O grande acordo Netflix-Warner
Para os concorrentes no streaming, o pacto Disney-OpenAI é um alerta estratégico. Grous argumentou que os preços ascendentes na disputa pela Warner Bros. entre Netflix e Paramount mostram a importância da PI para a próxima fase do entretenimento.
“Acho que a razão pela qual essa disputa [pela Warner Bros.] está se aproximando de US$ 100 bilhões ou mais é a biblioteca de conteúdo e o potencial de fazer um acordo do tipo Disney-OpenAI.”
Em outras palavras, quem controla Batman e afins controlará as inevitáveis versões geradas por IA desses personagens, embora “eles possam pegar uma franquia como Harry Potter e simplesmente criar lixo em cima dela”.
A Netflix tem um ótimo histórico na monetização de bibliotecas, disse Grous, citando o exemplo de como Suits, a mistura de drama com comédia do extinto canal USA, voltou a fazer sucesso quando chegou à Netflix — provando que grandes catálogos podem ser revitalizados e re-monetizados quando combinados com uma distribuição moderna.
Grous citou a Nintendo e Pokémon como exemplos de franquias submonetizadas que poderiam ter ganhos semelhantes caso seus proprietários fechassem acordos ao estilo do Sora para levar os personagens de forma mais profunda ao ambiente mobile e às redes sociais.
“Essa é outra empresa para a qual você olha e pensa: ‘Meu Deus, as franquias que eles têm… se conseguirem trazê-las para essa nova era em que todos estamos vivendo, isso é uma oportunidade certeira.’”
Nesse ambiente, o analista da Ark sugere que o acordo Disney-OpenAI é menos uma vitória isolada de licenciamento e mais um modelo inicial de como os donos de mídia tradicional podem sobreviver e prosperar em um mercado saturado de IA.
As empresas com catálogos ricos de conteúdo pré-IA e dispostas a experimentar novas ferramentas, argumentou ele, estarão mais bem posicionadas para se destacar no meio do “lixo de IA” e transformar PI carregada de nostalgia em ativos duradouros e flexíveis para a era pós-IA.
Por trás de tudo isso, está uma disputa mais ampla pela atenção do público, que vai muito além dos estúdios tradicionais e mostra como os setores de tecnologia e entretenimento estão ficando ainda mais difusos do que quando os invasores do Vale do Silício entraram de vez no streaming.
Grous observa que a própria Netflix há muito enxerga sua concorrência como tudo, de TikTok e Instagram a Fortnite e “sono” — uma mentalidade que combina naturalmente com a nova onda de vídeos gerados por IA e experiências interativas. (Em 2017, o cofundador da Netflix Reed Hastings disse que o “sono” era um dos maiores concorrentes da empresa, enquanto ela consolidava a maratona de séries.)

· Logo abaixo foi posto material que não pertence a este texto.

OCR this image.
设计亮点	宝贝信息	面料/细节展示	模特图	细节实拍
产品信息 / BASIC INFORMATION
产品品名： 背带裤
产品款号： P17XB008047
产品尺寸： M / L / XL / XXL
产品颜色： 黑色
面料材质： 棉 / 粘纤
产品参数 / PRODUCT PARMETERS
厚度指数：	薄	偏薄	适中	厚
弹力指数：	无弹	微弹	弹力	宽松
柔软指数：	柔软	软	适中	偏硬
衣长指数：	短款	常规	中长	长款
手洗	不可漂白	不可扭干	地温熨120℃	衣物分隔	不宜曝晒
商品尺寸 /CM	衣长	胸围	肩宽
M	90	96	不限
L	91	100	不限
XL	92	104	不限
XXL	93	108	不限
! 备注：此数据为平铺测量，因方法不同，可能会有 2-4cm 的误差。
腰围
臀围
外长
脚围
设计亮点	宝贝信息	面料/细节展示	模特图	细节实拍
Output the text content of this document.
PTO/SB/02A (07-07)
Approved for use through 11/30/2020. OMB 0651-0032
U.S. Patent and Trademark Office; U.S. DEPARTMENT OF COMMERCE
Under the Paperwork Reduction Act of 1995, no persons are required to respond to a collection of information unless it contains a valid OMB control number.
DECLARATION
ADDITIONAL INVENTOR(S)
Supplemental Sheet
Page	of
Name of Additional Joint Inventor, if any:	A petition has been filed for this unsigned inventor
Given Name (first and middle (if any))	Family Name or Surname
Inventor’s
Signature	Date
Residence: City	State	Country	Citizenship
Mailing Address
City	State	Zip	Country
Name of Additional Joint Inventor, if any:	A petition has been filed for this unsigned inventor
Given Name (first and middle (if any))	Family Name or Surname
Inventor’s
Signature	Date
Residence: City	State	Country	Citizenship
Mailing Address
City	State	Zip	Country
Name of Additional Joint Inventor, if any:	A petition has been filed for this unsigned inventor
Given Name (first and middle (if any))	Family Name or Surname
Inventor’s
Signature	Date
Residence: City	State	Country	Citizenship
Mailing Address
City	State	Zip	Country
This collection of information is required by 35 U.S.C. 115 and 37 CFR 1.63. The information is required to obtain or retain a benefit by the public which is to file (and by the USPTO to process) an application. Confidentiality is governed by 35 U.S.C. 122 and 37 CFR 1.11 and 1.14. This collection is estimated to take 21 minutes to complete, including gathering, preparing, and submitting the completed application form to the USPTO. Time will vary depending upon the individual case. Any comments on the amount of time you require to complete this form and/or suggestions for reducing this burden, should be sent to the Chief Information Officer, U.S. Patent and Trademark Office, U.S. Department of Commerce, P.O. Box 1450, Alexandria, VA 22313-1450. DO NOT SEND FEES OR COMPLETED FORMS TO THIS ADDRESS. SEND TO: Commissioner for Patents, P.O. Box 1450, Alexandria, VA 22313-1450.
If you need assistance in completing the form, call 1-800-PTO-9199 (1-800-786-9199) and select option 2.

Grous também fez um alerta para a era do conteúdo pós-IA: a maratona de episódios não vai mais trazer a mesma sensação, e haverá algum tipo de reação do público.
Como críticos como James Poniewozik, do The New York Times, vêm destacando, séries de streaming parecem não dar tanta vontade de rever como sucessos recentes da era dourada da TV a cabo, tipo Mad Men.
Grous disse ver um futuro em que o ameaçado cinema volta a ganhar força. “As pessoas vão querer sair, encontrar outras pessoas ou ir ao cinema. Não vamos querer apenas engolir lixo de IA 16 horas por dia.”
Nota do editor: o autor trabalhou na Netflix de junho de 2024 a julho de 2025.